Date:2008-01-17liaoyan  Text Size:
ABN AMRO Bank NV cut its forecast for European Central Bank interest rates, the third bank to do so since last week's threat by ECB President Jean-Claude Trichet to raise borrowing costs.

ABN Amro said the Frankfurt-based ECB will keep the benchmark rate at four percent this year, Bloomberg News reported. Previously, ABN Amro had predicted two increases. Last week, after Trichet promised to act "preemptively" to tame inflation, Societe Generale said the key rate would remain unchanged after previously predicting an increase. Dresdner Kleinwort said it now expects a rate cut.

"I know the ECB likes to talk tough but I'm not convinced that will be followed with tough deeds," said Dario Perkins, the author of the ABN Amro note. "With the economy slowing and the currency continuing to appreciate, they'll remain fairly pragmatic."

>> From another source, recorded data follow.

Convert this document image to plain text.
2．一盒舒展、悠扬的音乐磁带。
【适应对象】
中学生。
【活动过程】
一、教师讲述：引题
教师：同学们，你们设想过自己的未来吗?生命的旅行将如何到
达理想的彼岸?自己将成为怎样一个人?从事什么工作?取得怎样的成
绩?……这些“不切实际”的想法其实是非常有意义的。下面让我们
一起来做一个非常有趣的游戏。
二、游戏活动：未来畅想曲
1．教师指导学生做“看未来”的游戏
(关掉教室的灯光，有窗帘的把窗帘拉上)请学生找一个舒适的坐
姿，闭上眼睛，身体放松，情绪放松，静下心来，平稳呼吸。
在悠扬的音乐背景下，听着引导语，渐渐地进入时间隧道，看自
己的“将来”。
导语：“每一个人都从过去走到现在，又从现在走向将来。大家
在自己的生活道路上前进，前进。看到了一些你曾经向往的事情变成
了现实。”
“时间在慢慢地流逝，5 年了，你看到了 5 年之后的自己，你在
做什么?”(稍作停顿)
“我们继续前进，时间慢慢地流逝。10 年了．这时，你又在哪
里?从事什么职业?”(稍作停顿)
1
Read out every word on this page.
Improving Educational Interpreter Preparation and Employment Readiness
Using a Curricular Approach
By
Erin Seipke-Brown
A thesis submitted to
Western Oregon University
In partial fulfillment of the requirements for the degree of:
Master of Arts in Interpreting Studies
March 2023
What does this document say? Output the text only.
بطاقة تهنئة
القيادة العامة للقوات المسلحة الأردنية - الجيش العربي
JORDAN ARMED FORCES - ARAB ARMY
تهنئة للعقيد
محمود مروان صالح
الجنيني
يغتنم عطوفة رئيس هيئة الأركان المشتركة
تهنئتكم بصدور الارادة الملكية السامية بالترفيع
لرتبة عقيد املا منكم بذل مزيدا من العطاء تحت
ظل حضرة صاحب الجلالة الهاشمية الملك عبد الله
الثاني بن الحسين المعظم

The ECB left rates unchanged on January 10 as slowing economic growth prevented it from acting against faster inflation.

Still, Trichet and fellow council member Axel Weber said the bank would have to raise borrowing costs if workers demand bigger pay increases to compensate for the higher living expenses and trigger a wage-price spiral.

The inflation rate in the euro area, which the ECB aims to keep just below two percent, held at 3.1 percent in December. That's the fastest pace in more than six years. The central bank predicts inflation will average about 2.5 percent this year after 2.1 percent in 2007. It would be the ninth successive year the bank has failed to meet its target.